Two other frontiers that proponents of Metaverse must tackle are issues like the digital divide and environmental damage. Both these issues were resuscitated, again, thanks to the COVID 19 pandemic. Whereas the stakes are high in all these cases, this is not to say that the battle ends here. The perceived marriage between the technology of Metaverse and work, in general, has put on-table issues like class divide, racial discrimination, workplace exploitation, inept tax laws, and many things else.
In conclusion, it is honest to admit that the future of Metaverse is still a highly speculative zone. The technology is new and packs immense potentialities in a number of different aspects. And this same inchoateness gives rise to apprehension along with a call for the tighter harnessing of the technology.
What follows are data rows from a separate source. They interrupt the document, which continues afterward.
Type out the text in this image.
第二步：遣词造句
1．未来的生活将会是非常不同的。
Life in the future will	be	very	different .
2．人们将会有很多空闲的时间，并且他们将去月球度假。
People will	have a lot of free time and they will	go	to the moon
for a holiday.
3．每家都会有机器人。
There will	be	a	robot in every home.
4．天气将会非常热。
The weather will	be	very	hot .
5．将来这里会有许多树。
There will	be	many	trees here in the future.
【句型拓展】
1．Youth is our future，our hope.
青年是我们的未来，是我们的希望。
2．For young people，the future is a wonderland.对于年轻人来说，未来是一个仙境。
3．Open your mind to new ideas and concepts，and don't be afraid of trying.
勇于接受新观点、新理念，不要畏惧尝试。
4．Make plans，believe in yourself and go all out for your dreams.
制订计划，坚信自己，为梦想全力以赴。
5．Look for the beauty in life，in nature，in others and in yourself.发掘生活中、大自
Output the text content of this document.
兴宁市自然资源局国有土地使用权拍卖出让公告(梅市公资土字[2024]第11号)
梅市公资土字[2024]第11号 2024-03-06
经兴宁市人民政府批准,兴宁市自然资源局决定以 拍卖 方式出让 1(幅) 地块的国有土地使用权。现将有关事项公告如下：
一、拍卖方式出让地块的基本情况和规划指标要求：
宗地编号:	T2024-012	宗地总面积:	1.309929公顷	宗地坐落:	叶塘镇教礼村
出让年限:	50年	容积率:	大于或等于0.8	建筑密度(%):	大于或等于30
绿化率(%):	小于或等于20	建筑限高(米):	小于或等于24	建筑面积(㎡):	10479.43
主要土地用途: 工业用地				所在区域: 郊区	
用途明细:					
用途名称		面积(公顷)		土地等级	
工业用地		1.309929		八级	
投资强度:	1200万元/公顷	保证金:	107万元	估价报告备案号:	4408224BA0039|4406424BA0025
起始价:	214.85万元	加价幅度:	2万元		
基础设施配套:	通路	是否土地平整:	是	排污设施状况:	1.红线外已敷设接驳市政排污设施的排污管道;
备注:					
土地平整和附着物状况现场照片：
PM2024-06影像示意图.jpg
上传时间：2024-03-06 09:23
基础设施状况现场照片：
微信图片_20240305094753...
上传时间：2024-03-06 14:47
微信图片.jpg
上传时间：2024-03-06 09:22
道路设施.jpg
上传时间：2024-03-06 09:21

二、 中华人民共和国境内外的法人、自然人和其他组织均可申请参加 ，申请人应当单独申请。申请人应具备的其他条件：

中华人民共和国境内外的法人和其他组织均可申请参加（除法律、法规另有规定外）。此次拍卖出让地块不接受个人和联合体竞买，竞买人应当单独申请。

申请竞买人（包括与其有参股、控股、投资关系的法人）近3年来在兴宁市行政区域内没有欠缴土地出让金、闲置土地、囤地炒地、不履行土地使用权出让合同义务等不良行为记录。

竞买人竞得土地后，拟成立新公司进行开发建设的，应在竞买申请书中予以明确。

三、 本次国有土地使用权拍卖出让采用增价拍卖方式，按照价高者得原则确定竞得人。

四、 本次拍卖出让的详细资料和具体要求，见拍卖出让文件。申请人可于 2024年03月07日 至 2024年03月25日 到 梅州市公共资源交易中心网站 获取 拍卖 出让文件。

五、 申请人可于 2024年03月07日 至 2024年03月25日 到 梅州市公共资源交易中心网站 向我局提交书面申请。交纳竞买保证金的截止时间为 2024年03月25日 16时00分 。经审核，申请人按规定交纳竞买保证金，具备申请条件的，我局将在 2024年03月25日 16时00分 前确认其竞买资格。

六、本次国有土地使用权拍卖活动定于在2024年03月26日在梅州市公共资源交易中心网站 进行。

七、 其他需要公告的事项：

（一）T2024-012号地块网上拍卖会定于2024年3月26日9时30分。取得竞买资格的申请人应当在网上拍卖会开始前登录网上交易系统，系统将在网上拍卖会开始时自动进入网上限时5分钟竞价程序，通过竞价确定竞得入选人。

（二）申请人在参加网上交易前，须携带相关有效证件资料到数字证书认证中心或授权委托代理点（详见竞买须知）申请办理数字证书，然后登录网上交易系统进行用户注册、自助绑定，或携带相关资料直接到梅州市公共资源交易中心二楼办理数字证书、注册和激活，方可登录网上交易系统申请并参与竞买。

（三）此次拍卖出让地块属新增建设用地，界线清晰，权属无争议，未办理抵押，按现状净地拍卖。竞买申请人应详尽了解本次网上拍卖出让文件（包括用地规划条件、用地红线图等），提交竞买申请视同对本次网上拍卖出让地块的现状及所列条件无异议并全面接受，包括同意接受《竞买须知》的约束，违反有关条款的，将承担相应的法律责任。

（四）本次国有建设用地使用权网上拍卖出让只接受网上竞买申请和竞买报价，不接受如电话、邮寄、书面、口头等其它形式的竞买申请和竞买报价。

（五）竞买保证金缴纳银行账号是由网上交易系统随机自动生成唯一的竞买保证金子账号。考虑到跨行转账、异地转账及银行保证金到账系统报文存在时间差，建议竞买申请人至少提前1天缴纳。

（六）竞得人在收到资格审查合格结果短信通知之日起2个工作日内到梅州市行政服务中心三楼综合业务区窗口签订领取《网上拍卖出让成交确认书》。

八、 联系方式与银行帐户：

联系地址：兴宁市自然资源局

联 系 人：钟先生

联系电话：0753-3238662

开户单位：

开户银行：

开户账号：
Multiverse, on the other hand, is still mostly an erudite hypothetical concept, unlike Metaverse whose early renditions are already here for us to experience.
Hope lies in the fact that the formation of the Metaverse vs. Multiverse discourse has helped in clarifying the latter concept. Pop culture renditions, the kind we find in the latest Spiderman offering, Spiderman: No Way Home, or in the widely-acclaimed Richard Linklater film Slacker are also contributing in that direction. With the breath-taking pace that technology is evolving, one can be optimistic that both these concepts will move beyond this conflictual relationship and open themselves up to us to enjoy them on their own terms.